Au pied de la muraille
Rencontre avec le sculpteur Jean Amado à Ivry-sur-Seine, L’Humanité, 2 juin 1986, article de Raoul-Jean Moulin

Jean Amado : Couronnant les bassins, c’est plus une muraille qu’un objet sculpté. L’eau des bassins déborde et cascade sur des sortes de marches, ajoutant un élément naturel à la sensibilité de la sculpture. L’eau apporte à la sculpture et la sculpture apporte à l’eau quelque chose que j’ignore, peut-être un mystère de plus, mais il y a échange de l’une à l’autre, comme dans ces fontaines que la mousse recouvre au point de nous dérober ce qu’il y a dessous. Ici, l’eau joue un peu le rôle de la végétation qui se fiche dans les fissures, qui se fraie un chemin à travers la sculpture, comme un site que la terre veut reprendre, se réapproprier pour le faire disparaître.
J’ai l’impression de ne pas être un sculpteur. Je ne passe pas mon temps à tourner autour de ce que je fais. Au début, j’étais préoccupé par des problèmes formels, mais ce que j’essaie d’élaborer aujourd’hui s’intègre à ma propre existence et me prouve que j’existe par rapport à la nature. Au fond, la sculpture est pour moi un outil. Je ne cherche pas au niveau du faire mais du besoin. Pour échapper à tout ordre immuable, pour m’incorporer aux grandes forces vitales, pour trouver un temps entre la vie et la mort et retarder le moment de disparaître… Si toutes mes sculptures sont creuses, n’est-ce pas pour approcher l’idée de matrice, de corps, de tombeau ? Ma vision part de l’intérieur vers l’extérieur et celui qui regarde ma sculpture doit imaginer du dedans alors qu’il est dehors.
Par exemple quand je dessine, je trace les éléments des deux faces de la sculpture que je projette, ceux de l’avant, jamais ou rarement ceux de l‘arrière. Je ne peux pas fermer, clôturer. Clore, c’est définir, c’est signifier une fois pour toutes. Mais lorsque le regard ne peut saisir simultanément les deux côtés, ça m’intéresse ! L’idéal, c’est la grande muraille de Chine, c’est concevoir une sculpture sans fin… ll faut rêver.
Comment s’approprier quoi que ce soit si on ne peut rêver ? Il faut ouvrir librement tout le champ des significations possibles, créer des décalages inattendus de manière à multiplier les arrière-plans, concrétiser des sensations nouvelles. Il faut re fabriquer un monde qui ne soit pas celui du quotidien, un monde à la dimension de l’imaginaire et des rêveries les plus folles.

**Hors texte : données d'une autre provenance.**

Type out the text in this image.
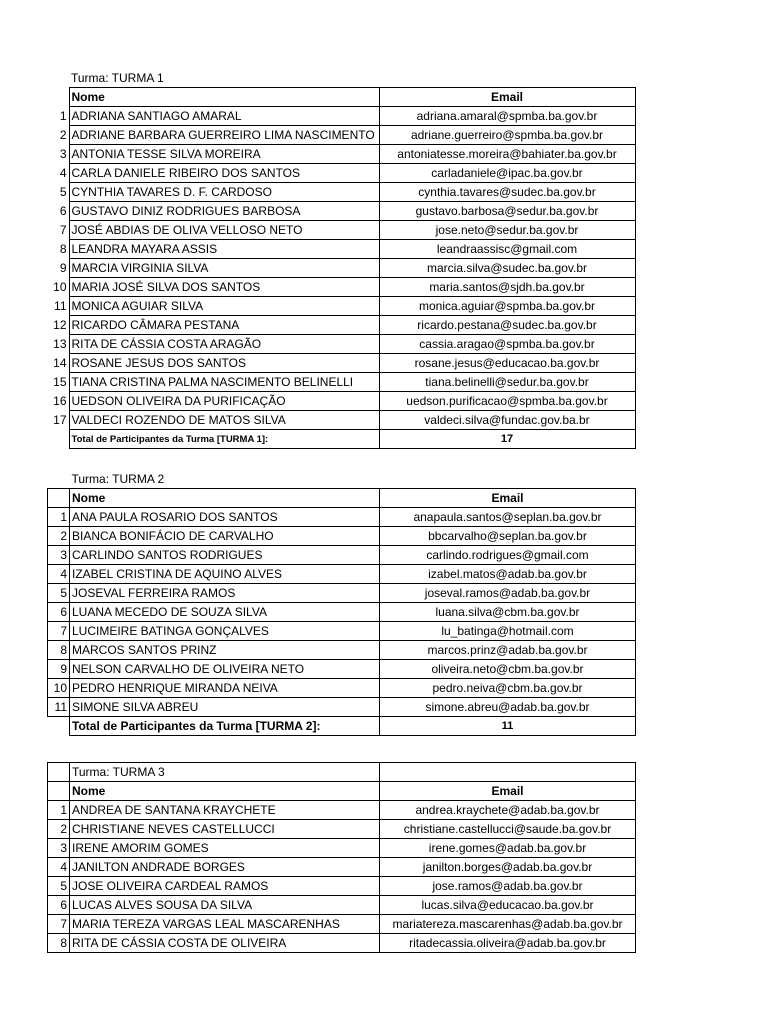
	Turma: TURMA 1	
	Nome	Email
1	ADRIANA SANTIAGO AMARAL	adriana.amaral@spmba.ba.gov.br
2	ADRIANE BARBARA GUERREIRO LIMA NASCIMENTO	adriane.guerreiro@spmba.ba.gov.br
3	ANTONIA TESSE SILVA MOREIRA	antoniatesse.moreira@bahiater.ba.gov.br
4	CARLA DANIELE RIBEIRO DOS SANTOS	carladaniele@ipac.ba.gov.br
5	CYNTHIA TAVARES D. F. CARDOSO	cynthia.tavares@sudec.ba.gov.br
6	GUSTAVO DINIZ RODRIGUES BARBOSA	gustavo.barbosa@sedur.ba.gov.br
7	JOSÉ ABDIAS DE OLIVA VELLOSO NETO	jose.neto@sedur.ba.gov.br
8	LEANDRA MAYARA ASSIS	leandraassisc@gmail.com
9	MARCIA VIRGINIA SILVA	marcia.silva@sudec.ba.gov.br
10	MARIA JOSÉ SILVA DOS SANTOS	maria.santos@sjdh.ba.gov.br
11	MONICA AGUIAR SILVA	monica.aguiar@spmba.ba.gov.br
12	RICARDO CÂMARA PESTANA	ricardo.pestana@sudec.ba.gov.br
13	RITA DE CÁSSIA COSTA ARAGÃO	cassia.aragao@spmba.ba.gov.br
14	ROSANE JESUS DOS SANTOS	rosane.jesus@educacao.ba.gov.br
15	TIANA CRISTINA PALMA NASCIMENTO BELINELLI	tiana.belinelli@sedur.ba.gov.br
16	UEDSON OLIVEIRA DA PURIFICAÇÃO	uedson.purificacao@spmba.ba.gov.br
17	VALDECI ROZENDO DE MATOS SILVA	valdeci.silva@fundac.gov.ba.br
	Total de Participantes da Turma [TURMA 1]:	17
	Turma: TURMA 2	
	Nome	Email
1	ANA PAULA ROSARIO DOS SANTOS	anapaula.santos@seplan.ba.gov.br
2	BIANCA BONIFÁCIO DE CARVALHO	bbcarvalho@seplan.ba.gov.br
3	CARLINDO SANTOS RODRIGUES	carlindo.rodrigues@gmail.com
4	IZABEL CRISTINA DE AQUINO ALVES	izabel.matos@adab.ba.gov.br
5	JOSEVAL FERREIRA RAMOS	joseval.ramos@adab.ba.gov.br
6	LUANA MECEDO DE SOUZA SILVA	luana.silva@cbm.ba.gov.br
7	LUCIMEIRE BATINGA GONÇALVES	lu_batinga@hotmail.com
8	MARCOS SANTOS PRINZ	marcos.prinz@adab.ba.gov.br
9	NELSON CARVALHO DE OLIVEIRA NETO	oliveira.neto@cbm.ba.gov.br
10	PEDRO HENRIQUE MIRANDA NEIVA	pedro.neiva@cbm.ba.gov.br
11	SIMONE SILVA ABREU	simone.abreu@adab.ba.gov.br
	Total de Participantes da Turma [TURMA 2]:	11
	Turma: TURMA 3	
	Nome	Email
1	ANDREA DE SANTANA KRAYCHETE	andrea.kraychete@adab.ba.gov.br
2	CHRISTIANE NEVES CASTELLUCCI	christiane.castellucci@saude.ba.gov.br
3	IRENE AMORIM GOMES	irene.gomes@adab.ba.gov.br
4	JANILTON ANDRADE BORGES	janilton.borges@adab.ba.gov.br
5	JOSE OLIVEIRA CARDEAL RAMOS	jose.ramos@adab.ba.gov.br
6	LUCAS ALVES SOUSA DA SILVA	lucas.silva@educacao.ba.gov.br
7	MARIA TEREZA VARGAS LEAL MASCARENHAS	mariatereza.mascarenhas@adab.ba.gov.br
8	RITA DE CÁSSIA COSTA DE OLIVEIRA	ritadecassia.oliveira@adab.ba.gov.br
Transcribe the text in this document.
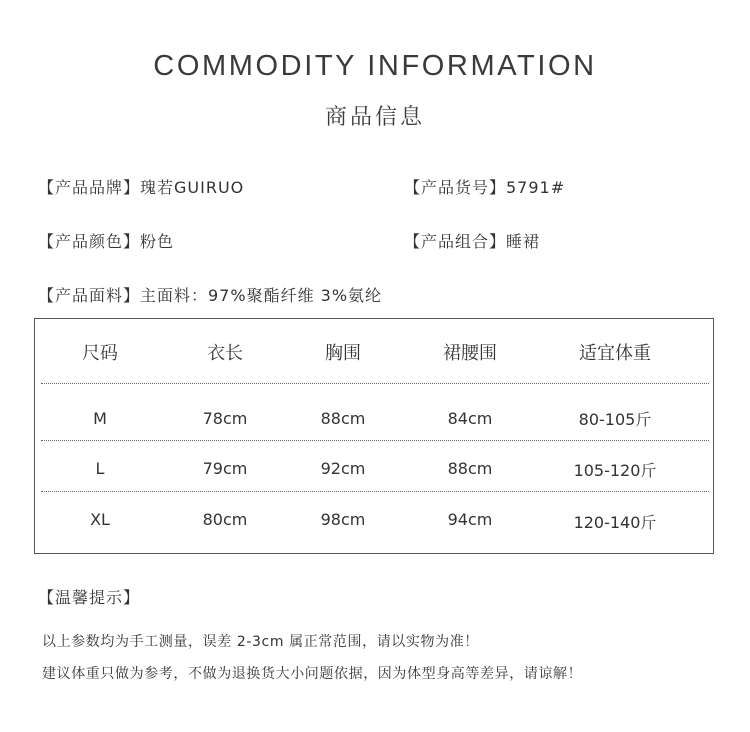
COMMODITY INFORMATION
商品信息
【产品品牌】瑰若GUIRUO	【产品货号】5791#
【产品颜色】粉色	【产品组合】睡裙
【产品面料】主面料：97%聚酯纤维 3%氨纶
尺码	衣长	胸围	裙腰围	适宜体重
M	78cm	88cm	84cm	80-105斤
L	79cm	92cm	88cm	105-120斤
XL	80cm	98cm	94cm	120-140斤
【温馨提示】
以上参数均为手工测量，误差 2-3cm 属正常范围，请以实物为准！
建议体重只做为参考，不做为退换货大小问题依据，因为体型身高等差异，请谅解！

Je ne dessine pas forcément pour la sculpture mais dans les détails apparaissent toujours des parties qui peuvent entrer dans ma sculpture. Un dessin démarre à partir de presque rien ; d’une façon de gribouiller qui contient déjà tous les moyens de reconstituer la chose. Ce qui est flou dans la tête devient visible sur le papier. Dessiner c’est le point de départ d’une image possible, c’est un entraînement à voir.
Le monumental suppose un dessin plus élaboré. Au fur et à mesure que le projet se précise, les vides et les pleins, les plans et les masses varient, basculent, s’interpénètrent. C’est long, ça peut durer des jours…Quand j’en ai fini avec lui, ce dessin je le sais par cœur, je l’ai totalement assimilé. Alors je me précipite à l’atelier. La nécessité de faire ce qui est déjà là sur le papier devient plus grande que la peur de commencer. Il me faut entrer en scène et tout ce que j’avais coté, mesuré — sans doute pour me sécuriser — doit participer d’une pratique qui implique d’assumer des variations imprévues. Enlever, ajouter, enlever, modifier, exprimer à la fois l’essentiel et le tout, travailler avec presque rien. En fait l’obsession, c’est de ne pas pouvoir finir. Mais s’il n’y avait pas de contradiction à résoudre peut-être qu’il n’y aurait pas de sculpture.
À Ivry, j’ai joué avec un micro-espace, en fonction des immeubles et des axes de circulation. Je n’ai pas cherché à m’intégrer à l’environnement, car ma manière de travailler est différente. Les trois massifs de ma grande muraille avec leurs vestiges d’habitats troglodyte, sont orientés pour produire un contrepoint avec l’architecture. C’est une présence nouvelle dans la cité et l’on ne peut jamais prévoir comment elle va fonctionner, comment elle deviendra peut-être un jour un lieu-dit.